Il ragazzo aveva invitato a cena Solara, e Fernando, che era tornato da poco dalla bottega, stanchissimo, lì per lì si seccò, ma poi si sentì onorato e si comportò con cordialità. Nunzia non ne parliamo: entrò in agitazione, ringraziò per le tre bottiglie di vino buono che Marcello aveva portato, tirò in cucina gli altri figli perché non disturbassero.
Io stessa fui coinvolta insieme a Lila nei preparativi della cena.

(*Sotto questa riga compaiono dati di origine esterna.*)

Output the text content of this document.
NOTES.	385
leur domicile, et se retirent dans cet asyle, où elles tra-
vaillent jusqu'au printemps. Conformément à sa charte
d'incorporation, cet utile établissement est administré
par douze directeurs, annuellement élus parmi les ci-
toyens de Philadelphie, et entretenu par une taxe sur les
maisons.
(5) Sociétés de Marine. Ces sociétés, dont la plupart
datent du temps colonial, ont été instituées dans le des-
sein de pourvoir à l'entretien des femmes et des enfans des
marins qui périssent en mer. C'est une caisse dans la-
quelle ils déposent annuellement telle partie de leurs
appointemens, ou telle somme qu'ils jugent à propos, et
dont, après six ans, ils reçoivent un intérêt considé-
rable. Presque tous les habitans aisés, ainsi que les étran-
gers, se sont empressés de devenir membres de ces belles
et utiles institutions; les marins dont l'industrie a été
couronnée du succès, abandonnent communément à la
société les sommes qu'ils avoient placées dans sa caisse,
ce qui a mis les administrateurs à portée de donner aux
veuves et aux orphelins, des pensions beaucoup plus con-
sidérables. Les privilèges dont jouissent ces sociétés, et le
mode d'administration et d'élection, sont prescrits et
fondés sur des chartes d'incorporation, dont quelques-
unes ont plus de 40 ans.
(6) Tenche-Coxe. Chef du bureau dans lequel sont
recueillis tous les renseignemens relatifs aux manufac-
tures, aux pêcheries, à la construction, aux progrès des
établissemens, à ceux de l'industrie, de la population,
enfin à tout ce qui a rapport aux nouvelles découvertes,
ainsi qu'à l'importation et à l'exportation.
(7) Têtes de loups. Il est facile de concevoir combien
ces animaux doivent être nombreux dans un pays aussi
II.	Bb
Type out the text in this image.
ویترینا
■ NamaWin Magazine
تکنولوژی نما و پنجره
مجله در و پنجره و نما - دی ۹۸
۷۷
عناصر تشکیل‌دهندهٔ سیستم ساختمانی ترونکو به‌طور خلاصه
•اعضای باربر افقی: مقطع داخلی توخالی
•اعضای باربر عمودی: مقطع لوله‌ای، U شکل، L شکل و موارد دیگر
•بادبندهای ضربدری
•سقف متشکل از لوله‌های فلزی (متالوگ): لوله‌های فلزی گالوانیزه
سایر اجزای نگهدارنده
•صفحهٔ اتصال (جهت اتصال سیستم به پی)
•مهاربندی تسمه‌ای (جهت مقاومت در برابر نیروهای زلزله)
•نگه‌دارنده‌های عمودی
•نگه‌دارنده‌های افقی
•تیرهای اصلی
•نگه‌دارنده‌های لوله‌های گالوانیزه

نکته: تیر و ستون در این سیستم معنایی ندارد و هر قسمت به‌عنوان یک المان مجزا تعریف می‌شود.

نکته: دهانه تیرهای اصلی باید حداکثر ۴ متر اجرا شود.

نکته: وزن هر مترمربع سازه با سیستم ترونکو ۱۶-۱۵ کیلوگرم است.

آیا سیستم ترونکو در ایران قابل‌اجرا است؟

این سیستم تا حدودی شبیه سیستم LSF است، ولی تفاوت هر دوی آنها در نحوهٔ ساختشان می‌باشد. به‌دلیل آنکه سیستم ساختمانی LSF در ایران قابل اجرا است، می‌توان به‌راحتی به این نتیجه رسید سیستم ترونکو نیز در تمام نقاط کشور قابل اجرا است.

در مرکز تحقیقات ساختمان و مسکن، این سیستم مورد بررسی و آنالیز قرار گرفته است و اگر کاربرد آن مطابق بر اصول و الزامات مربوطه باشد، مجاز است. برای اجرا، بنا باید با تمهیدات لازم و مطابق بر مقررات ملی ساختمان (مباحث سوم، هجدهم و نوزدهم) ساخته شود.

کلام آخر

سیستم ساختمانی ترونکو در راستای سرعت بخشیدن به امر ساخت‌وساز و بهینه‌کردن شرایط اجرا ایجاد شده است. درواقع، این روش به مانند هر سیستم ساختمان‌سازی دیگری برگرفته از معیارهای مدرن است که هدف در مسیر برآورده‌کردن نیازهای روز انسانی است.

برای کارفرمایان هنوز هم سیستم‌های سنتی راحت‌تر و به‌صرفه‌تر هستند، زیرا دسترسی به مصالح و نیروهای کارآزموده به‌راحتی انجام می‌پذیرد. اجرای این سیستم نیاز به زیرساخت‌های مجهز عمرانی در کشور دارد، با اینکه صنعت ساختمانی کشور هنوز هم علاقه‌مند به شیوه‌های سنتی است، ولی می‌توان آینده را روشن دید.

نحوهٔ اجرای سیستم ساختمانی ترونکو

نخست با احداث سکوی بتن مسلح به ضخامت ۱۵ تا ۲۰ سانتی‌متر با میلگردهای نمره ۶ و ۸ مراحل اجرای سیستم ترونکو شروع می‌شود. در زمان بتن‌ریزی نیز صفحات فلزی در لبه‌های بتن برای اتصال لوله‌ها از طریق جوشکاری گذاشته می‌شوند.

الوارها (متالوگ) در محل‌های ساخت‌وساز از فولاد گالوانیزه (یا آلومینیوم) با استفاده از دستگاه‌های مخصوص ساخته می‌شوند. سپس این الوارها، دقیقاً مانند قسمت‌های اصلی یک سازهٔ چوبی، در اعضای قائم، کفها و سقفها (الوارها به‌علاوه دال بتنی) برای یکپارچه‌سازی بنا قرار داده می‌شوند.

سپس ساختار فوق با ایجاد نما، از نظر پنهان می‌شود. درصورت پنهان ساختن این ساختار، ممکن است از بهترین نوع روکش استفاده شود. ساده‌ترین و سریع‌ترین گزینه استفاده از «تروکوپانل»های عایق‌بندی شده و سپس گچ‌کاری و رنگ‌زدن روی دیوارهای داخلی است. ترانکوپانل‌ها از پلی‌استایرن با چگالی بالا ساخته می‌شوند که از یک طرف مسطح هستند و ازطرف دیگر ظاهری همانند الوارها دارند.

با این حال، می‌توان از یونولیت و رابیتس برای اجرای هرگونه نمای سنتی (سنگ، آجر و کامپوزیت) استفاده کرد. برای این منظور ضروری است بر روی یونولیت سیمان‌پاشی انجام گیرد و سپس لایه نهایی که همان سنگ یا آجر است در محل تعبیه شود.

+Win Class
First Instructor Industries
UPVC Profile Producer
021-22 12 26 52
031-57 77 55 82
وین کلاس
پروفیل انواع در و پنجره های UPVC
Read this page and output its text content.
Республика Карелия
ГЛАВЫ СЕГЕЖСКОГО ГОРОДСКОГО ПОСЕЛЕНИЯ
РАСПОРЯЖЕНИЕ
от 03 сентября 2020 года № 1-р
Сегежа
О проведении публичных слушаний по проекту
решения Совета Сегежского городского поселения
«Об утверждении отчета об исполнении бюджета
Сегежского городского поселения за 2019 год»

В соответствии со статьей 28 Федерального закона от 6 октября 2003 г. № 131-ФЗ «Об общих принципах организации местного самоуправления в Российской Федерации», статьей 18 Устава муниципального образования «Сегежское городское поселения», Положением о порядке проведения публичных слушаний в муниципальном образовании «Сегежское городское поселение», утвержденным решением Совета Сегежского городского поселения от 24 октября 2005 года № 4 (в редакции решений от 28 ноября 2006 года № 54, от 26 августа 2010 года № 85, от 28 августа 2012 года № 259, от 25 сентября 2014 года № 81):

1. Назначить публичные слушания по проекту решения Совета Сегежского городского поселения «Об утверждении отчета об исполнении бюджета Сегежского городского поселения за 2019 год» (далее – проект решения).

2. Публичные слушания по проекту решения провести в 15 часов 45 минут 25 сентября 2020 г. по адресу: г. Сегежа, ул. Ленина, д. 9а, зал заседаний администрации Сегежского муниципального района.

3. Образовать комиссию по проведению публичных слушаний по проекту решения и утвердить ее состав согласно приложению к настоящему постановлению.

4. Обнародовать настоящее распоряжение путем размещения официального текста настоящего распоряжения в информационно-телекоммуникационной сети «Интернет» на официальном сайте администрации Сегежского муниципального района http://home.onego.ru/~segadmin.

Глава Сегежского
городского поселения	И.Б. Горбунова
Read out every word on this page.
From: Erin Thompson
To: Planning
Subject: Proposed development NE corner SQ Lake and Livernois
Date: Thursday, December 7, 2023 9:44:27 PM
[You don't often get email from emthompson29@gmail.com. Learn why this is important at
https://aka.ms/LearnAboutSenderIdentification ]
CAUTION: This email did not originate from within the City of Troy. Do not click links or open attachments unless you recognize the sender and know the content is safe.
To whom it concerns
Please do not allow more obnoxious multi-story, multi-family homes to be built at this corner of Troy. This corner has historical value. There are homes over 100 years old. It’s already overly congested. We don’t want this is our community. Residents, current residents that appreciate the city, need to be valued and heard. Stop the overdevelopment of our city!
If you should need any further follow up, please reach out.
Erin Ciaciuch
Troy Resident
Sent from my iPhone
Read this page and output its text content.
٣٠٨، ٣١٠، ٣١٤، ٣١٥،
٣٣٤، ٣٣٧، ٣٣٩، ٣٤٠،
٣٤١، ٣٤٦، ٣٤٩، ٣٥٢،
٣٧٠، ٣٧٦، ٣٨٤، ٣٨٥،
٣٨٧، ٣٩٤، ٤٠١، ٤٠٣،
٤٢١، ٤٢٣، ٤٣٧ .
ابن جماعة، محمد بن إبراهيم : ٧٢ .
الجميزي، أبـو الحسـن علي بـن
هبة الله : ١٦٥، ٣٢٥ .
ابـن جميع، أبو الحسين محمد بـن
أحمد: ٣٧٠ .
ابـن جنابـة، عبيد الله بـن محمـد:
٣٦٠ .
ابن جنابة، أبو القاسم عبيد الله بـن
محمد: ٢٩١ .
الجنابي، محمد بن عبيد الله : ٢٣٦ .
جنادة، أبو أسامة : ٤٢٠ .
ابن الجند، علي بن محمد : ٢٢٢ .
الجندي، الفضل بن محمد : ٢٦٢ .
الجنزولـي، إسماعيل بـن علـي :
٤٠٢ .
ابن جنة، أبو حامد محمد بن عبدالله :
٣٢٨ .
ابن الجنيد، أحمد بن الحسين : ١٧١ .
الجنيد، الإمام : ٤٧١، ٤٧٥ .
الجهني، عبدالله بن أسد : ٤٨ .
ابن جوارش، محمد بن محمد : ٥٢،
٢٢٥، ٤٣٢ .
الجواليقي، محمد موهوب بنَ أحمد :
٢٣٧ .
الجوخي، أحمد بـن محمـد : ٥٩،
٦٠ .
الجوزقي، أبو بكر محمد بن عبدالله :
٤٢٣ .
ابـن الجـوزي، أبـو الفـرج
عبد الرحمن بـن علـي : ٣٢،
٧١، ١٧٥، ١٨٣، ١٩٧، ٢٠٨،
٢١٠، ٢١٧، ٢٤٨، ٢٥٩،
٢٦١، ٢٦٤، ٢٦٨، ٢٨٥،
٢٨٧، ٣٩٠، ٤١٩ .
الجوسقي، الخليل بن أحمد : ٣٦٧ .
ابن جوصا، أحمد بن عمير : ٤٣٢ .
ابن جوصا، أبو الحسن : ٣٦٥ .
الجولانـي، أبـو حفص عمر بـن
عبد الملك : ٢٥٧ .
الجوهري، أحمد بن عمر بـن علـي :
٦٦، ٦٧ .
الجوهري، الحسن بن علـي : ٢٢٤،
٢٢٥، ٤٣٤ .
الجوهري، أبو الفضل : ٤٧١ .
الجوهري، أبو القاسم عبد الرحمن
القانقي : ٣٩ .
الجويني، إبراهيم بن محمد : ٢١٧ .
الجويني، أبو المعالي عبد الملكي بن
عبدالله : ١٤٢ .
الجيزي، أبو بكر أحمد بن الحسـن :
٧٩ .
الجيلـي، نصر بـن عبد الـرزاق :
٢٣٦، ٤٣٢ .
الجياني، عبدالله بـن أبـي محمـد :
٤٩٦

«Ci metto il veleno per gli scarafaggi» diceva Lila furiosa, ai fornelli, e ridevamo, mentre Nunzia ci zittiva.
«È venuto per sposarsi con te» la provocavo, «chiederà la tua mano a tuo padre».
«S’illude».
«Perché» chiedeva Nunzia in ansia, «se ti vuole gli dici di no?».
«Ma’, gli ho detto già di no».
«Veramente?».
«Sì».
«Tu che dici?».
«È così» confermai io.
«Tuo padre non lo deve mai sapere, se no ti uccide».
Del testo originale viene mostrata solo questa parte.